Rhae Lynn Barnes. Liveright, $39.99 (576p) ISBN 978-1-63149-634-9

Historian Barnes (American Contact) offers a startling, eye-opening examination of the scope and sweep of blackface minstrelsy in the U.S. in the century following the Civil War. Pushing back against the notion of blackface as a fleeting 19th-century phenomenon, Barnes meticulously traces how after the war, the practice boomed, jumping from professional stages to local venues, with amateur performances routinely staged in and funded by schools, businesses, governments, and fraternal organizations. As Barnes traces the deep entrenchment of minstrelsy in social life during the Jim Crow era—itself so named after a minstrel character—even readers familiar with the topic will be astonished by the extent of the practice’s cultural penetration, and its enduring ties to anti-Black political agendas.
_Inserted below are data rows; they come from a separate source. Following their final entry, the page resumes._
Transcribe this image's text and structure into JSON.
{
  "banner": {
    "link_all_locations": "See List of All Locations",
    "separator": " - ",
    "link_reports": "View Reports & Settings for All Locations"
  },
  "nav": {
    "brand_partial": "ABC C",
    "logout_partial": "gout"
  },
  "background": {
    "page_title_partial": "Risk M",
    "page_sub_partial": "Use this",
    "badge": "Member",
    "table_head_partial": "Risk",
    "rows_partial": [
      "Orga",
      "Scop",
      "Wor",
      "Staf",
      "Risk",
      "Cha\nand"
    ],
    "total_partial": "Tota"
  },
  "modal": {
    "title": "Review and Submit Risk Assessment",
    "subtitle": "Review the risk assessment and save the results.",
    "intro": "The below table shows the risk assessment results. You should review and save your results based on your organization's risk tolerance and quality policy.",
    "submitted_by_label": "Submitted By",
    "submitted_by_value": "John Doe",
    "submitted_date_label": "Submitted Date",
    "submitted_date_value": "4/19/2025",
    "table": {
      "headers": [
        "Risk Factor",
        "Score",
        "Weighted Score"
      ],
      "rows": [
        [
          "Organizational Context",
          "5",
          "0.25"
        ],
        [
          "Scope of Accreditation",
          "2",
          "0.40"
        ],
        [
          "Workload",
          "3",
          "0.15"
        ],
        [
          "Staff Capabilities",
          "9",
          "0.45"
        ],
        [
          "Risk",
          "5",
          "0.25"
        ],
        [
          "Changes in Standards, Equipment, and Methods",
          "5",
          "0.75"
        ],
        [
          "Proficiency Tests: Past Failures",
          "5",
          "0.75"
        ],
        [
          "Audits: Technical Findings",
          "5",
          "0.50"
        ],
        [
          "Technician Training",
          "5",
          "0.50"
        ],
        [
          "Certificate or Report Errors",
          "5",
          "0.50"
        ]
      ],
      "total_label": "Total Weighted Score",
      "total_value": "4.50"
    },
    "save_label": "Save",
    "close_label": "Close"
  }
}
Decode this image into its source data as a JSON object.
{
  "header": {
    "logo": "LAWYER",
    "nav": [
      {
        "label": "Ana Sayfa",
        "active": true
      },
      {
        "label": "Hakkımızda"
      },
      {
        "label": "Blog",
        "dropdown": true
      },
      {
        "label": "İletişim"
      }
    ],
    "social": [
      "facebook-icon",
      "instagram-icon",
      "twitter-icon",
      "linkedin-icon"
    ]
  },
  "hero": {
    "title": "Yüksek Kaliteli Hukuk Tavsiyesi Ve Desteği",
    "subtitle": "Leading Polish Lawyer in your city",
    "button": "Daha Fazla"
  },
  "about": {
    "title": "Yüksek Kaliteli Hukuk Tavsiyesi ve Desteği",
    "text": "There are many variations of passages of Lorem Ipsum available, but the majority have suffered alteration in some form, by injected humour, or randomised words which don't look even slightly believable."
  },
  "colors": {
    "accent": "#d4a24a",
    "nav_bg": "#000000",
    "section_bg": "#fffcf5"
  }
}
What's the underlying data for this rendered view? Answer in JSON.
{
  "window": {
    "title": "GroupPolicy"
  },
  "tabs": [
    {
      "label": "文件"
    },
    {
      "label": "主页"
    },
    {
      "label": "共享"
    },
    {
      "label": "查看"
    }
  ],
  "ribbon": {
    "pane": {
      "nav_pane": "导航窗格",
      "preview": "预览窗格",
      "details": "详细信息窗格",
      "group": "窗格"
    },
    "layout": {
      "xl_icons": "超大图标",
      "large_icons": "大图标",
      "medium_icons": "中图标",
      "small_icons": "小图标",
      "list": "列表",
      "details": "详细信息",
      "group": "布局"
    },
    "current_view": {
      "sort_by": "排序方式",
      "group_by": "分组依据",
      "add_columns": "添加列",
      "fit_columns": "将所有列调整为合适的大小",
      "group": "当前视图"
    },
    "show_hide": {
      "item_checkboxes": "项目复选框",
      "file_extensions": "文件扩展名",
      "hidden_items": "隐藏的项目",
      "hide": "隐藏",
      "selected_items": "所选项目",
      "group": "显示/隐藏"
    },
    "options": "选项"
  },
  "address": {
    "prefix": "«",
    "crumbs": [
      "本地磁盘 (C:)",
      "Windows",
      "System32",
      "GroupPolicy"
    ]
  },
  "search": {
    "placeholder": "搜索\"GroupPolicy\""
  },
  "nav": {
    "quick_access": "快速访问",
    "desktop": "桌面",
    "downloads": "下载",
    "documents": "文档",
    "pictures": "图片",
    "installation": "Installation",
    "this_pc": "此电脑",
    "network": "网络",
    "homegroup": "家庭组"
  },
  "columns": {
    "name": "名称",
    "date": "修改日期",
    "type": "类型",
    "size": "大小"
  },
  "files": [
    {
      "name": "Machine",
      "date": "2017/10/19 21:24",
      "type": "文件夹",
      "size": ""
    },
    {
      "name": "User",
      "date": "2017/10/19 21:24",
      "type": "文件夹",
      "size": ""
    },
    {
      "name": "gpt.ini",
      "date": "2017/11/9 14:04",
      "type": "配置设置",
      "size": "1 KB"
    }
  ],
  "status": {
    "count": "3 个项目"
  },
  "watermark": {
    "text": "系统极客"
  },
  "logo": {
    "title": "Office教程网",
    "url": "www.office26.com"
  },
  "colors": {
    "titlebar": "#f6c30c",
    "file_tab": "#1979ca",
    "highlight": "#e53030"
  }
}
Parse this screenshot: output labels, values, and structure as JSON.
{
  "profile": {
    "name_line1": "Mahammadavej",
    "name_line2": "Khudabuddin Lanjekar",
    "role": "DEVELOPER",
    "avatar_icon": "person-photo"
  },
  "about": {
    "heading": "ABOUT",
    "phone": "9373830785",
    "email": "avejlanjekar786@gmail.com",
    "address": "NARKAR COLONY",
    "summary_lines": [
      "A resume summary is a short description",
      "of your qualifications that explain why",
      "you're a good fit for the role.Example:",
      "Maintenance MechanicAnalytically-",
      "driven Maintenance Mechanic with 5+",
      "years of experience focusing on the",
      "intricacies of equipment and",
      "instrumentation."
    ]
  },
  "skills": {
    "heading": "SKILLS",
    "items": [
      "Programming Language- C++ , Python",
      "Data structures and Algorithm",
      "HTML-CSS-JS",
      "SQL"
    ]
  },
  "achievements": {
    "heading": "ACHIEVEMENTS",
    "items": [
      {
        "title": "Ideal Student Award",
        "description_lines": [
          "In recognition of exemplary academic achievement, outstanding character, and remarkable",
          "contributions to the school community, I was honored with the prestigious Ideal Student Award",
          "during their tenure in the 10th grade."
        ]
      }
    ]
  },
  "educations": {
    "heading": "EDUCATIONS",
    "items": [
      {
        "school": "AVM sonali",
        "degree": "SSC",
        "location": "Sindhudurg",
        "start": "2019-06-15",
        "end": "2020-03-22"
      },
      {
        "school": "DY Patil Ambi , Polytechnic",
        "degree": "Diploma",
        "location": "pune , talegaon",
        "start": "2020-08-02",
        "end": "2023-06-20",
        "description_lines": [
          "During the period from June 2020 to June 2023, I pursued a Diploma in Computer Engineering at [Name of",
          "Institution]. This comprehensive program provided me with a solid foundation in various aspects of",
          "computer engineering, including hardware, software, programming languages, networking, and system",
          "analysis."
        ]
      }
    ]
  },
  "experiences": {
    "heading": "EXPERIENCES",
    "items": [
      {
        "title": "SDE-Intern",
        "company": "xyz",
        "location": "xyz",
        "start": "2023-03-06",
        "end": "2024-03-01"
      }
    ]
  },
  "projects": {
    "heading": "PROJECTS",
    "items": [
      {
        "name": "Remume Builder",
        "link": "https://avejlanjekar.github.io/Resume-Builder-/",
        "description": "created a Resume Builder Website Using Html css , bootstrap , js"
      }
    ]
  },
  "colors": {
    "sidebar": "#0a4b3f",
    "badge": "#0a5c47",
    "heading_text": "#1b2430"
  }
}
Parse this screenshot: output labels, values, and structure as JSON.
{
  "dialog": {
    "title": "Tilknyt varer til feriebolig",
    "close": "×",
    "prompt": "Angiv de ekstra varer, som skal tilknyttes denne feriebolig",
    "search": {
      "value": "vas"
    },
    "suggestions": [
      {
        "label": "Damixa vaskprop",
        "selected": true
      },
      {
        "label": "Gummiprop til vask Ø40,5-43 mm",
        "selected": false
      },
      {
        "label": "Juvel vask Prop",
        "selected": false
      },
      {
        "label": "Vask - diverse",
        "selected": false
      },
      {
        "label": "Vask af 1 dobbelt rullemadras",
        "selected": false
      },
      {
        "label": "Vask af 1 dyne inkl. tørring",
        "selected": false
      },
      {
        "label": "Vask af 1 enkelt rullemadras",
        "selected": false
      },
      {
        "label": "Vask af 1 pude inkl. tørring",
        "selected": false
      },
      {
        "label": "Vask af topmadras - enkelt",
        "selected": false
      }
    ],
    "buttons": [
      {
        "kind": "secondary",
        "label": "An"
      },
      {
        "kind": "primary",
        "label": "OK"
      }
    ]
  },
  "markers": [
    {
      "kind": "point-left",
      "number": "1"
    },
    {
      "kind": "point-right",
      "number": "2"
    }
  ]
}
For instance, the Benevolent and Protective Order of the Elks, founded in 1868 and reaching its apex in the 1920s with more than 800,000 members, was started by professional minstrels, who used the Order to “transform minstrel shows from casual entertainment into a fundraising juggernaut,” siphoning profits to segregationist politicians. Other illuminating avenues of inquiry include the Works Progress Administration’s support of blackface performances, and blackface performances staged by Japanese American internees during WWII and at FDR’s Warm Springs polio hospital. Painstaking and impressive, it’s a magisterial and disturbing reconsideration of American cultural history. (Mar.)